On March 29, 2011, we amended and restated our Term Loan Agreement. To effect this amendment and restatement, we paid $3.7 million in amendment fees. As a result of the amendment and restatement, we recorded a loss of $4.6 million that has been included in Loss on extinguishment of debt in the Consolidated Statement of Operations for the year ended December 31, 2011.
During the second and third quarters of 2009, we made principal payments on our Term Loan of $925.7 million primarily from the net proceeds of our debt and common stock offerings. Accordingly, we expensed $9.0 million during the second quarter of 2009 to write-off a portion of the unamortized loan fees related to the Term Loan. In June 2008, we amended our Revolving Credit Agreement and Term Loan. As a result of such amendment, we recorded an expense of $10.9 million related to the write-off of deferred loan fees. We completed an additional amendment to our Revolving Credit Agreement in December 2010. We amortize all fees incurred as a result of this amendment, along with all unamortized loan fees related to the Revolving Credit Agreement prior to this amendment, ratably through the amended maturity date of January 2015. See Note 13, Long-Term Debt, in the Consolidated Financial Statements included in this annual report for detailed information on our long-term debt.
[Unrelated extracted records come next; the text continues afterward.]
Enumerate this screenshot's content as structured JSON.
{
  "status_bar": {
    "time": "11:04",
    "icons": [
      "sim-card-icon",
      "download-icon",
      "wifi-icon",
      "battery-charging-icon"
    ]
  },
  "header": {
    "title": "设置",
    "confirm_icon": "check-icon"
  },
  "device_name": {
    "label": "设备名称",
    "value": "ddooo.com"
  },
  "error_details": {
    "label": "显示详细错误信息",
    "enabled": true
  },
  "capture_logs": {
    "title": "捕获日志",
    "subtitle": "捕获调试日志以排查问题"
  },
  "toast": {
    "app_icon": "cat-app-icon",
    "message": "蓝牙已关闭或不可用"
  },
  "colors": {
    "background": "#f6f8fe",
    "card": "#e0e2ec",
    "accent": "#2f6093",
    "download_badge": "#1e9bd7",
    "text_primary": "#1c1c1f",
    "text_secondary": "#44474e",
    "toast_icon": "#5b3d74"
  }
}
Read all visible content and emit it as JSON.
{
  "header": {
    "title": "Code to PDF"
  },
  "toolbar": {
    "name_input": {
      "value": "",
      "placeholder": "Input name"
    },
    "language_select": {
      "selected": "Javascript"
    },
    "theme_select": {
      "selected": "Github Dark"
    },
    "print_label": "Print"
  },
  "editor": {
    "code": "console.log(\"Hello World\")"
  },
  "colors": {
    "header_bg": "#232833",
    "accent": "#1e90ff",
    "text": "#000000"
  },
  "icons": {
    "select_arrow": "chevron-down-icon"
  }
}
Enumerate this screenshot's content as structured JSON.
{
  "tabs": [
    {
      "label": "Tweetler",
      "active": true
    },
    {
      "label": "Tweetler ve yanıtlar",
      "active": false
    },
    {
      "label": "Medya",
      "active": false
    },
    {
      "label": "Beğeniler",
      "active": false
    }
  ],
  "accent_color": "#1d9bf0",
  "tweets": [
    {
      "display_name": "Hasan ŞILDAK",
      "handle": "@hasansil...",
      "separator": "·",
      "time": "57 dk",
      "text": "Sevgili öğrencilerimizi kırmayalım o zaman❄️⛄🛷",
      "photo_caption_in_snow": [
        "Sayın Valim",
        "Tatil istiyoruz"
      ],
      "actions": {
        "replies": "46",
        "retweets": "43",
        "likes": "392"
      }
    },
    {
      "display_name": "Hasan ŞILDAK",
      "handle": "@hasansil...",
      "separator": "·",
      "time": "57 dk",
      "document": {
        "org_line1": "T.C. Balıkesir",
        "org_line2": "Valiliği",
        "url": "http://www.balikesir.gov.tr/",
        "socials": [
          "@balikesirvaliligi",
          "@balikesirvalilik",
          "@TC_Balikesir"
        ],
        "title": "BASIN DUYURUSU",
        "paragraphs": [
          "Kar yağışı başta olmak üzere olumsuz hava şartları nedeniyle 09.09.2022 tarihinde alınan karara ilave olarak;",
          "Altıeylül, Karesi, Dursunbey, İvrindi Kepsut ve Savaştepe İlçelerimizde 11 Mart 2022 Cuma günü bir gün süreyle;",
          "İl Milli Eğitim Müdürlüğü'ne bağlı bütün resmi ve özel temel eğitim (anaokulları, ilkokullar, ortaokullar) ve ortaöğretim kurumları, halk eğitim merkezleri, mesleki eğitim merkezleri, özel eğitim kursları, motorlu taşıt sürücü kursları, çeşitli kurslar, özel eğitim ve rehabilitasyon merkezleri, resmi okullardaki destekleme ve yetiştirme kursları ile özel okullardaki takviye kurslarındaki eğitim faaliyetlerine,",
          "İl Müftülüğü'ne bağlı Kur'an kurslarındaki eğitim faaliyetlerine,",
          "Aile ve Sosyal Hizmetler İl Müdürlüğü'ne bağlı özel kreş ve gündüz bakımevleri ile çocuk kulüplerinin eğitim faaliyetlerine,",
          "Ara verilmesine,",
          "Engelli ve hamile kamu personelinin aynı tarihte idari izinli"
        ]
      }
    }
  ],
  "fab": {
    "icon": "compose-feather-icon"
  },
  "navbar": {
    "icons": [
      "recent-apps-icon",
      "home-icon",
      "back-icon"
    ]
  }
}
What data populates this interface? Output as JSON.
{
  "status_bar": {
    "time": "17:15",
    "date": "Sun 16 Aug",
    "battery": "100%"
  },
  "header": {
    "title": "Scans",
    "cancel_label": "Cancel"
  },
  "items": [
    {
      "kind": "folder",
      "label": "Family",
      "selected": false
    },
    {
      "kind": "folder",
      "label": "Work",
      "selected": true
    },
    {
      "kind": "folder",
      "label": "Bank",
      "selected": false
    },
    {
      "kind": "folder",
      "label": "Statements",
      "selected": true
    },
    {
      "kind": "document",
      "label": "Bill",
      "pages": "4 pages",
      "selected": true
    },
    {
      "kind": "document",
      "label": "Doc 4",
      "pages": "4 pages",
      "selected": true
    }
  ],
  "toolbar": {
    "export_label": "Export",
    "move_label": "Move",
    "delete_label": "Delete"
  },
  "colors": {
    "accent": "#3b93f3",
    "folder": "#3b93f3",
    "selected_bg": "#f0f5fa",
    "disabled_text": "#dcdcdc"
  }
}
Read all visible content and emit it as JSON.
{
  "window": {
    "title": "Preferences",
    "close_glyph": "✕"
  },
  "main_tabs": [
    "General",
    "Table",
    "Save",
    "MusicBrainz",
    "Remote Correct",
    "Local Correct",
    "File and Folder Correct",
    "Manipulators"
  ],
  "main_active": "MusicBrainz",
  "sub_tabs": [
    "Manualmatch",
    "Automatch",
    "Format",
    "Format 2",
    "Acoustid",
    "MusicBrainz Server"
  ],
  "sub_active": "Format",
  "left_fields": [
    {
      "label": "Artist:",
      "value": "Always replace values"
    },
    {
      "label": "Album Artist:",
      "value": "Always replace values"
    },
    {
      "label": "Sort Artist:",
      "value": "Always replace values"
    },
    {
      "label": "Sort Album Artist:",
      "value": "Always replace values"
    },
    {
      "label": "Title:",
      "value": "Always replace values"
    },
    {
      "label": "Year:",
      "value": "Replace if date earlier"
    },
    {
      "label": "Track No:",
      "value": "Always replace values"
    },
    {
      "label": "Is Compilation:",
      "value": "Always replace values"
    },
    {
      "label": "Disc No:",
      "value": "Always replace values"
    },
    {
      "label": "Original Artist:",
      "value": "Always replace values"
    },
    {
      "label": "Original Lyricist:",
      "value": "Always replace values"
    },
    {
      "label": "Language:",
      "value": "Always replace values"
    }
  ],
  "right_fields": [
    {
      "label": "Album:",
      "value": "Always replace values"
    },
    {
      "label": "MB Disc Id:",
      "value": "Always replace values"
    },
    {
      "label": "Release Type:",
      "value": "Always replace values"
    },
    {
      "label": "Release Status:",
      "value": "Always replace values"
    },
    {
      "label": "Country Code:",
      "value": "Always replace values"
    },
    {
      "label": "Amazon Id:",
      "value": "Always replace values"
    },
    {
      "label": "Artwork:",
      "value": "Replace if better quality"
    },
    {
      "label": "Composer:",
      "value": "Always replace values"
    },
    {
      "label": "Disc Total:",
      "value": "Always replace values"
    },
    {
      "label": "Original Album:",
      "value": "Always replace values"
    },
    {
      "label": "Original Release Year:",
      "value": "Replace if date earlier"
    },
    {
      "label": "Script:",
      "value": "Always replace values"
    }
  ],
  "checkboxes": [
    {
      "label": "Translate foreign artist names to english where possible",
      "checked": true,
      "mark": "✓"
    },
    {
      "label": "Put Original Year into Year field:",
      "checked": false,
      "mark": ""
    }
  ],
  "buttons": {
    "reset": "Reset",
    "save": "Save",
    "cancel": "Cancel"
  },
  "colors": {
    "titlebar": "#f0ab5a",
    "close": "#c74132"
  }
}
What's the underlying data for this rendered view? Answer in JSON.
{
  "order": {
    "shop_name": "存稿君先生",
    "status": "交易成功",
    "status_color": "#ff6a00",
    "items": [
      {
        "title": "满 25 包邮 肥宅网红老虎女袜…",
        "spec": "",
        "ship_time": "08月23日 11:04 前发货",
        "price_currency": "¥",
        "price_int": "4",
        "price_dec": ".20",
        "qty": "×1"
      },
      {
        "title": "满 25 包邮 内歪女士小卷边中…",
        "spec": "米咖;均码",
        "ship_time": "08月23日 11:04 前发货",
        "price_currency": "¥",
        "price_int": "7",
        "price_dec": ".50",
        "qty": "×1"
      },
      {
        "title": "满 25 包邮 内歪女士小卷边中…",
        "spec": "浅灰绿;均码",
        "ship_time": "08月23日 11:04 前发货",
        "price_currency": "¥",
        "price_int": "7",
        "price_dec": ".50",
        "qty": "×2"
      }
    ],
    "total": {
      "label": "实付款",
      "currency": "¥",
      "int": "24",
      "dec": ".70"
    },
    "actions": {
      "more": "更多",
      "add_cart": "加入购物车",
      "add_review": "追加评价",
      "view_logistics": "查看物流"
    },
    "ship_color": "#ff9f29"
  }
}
Commodity Hedging Activities, Environmental Cost Recoveries, Property Tax Refunds, and Other
Our operating results for the year ended December 31, 2011 included realized and unrealized net gains from our commodity hedging activities of $107.3 million compared to net losses of $9.4 million and $21.7 million for the years ended December 31, 2010 and 2009, respectively. The current year results are primarily the result of our use of swap contracts for the purpose of fixing the margin on a portion of our future gasoline and distillate production. See Note 16, Crude Oil and Refined Product Risk Management, in Notes to Consolidated Financial Statements included in this annual report for further discussion on our commodity hedging activities. Our income tax provision for the year ended December 31, 2011 includes the effects of a valuation allowance of $23.7 million against the deferred tax assets for Virginia and Maryland generated through the operations of the Yorktown facility prior to the sale of the facility in December 2011. During the latter part of March 2010, we reversed $14.7 million related to our accrued bonus for 2009. This revision of our 2009 bonus estimate reduced direct operating expenses and selling, general, and administrative expenses for 2010 by $8.5 million and $6.2 million, respectively. During 2009, we recovered $10.6 million from various third parties related to environmental costs recorded during 2009 and prior years. These recoveries are included in direct operating expenses reported for the year ended December 31, 2009. Additionally, during 2009, we decreased our property tax expense estimate by $5.5 million resulting from revised El Paso property appraisal rolls for 2006 through 2008. The revision to the property appraisal rolls also resulted in a refund of $2.9 million from various taxing authorities, further reducing our property tax expense for a total decrease of $8.4 million for the year ended December 31, 2009. We also recorded a fourth quarter 2009 legal settlement charge of $20.0 million.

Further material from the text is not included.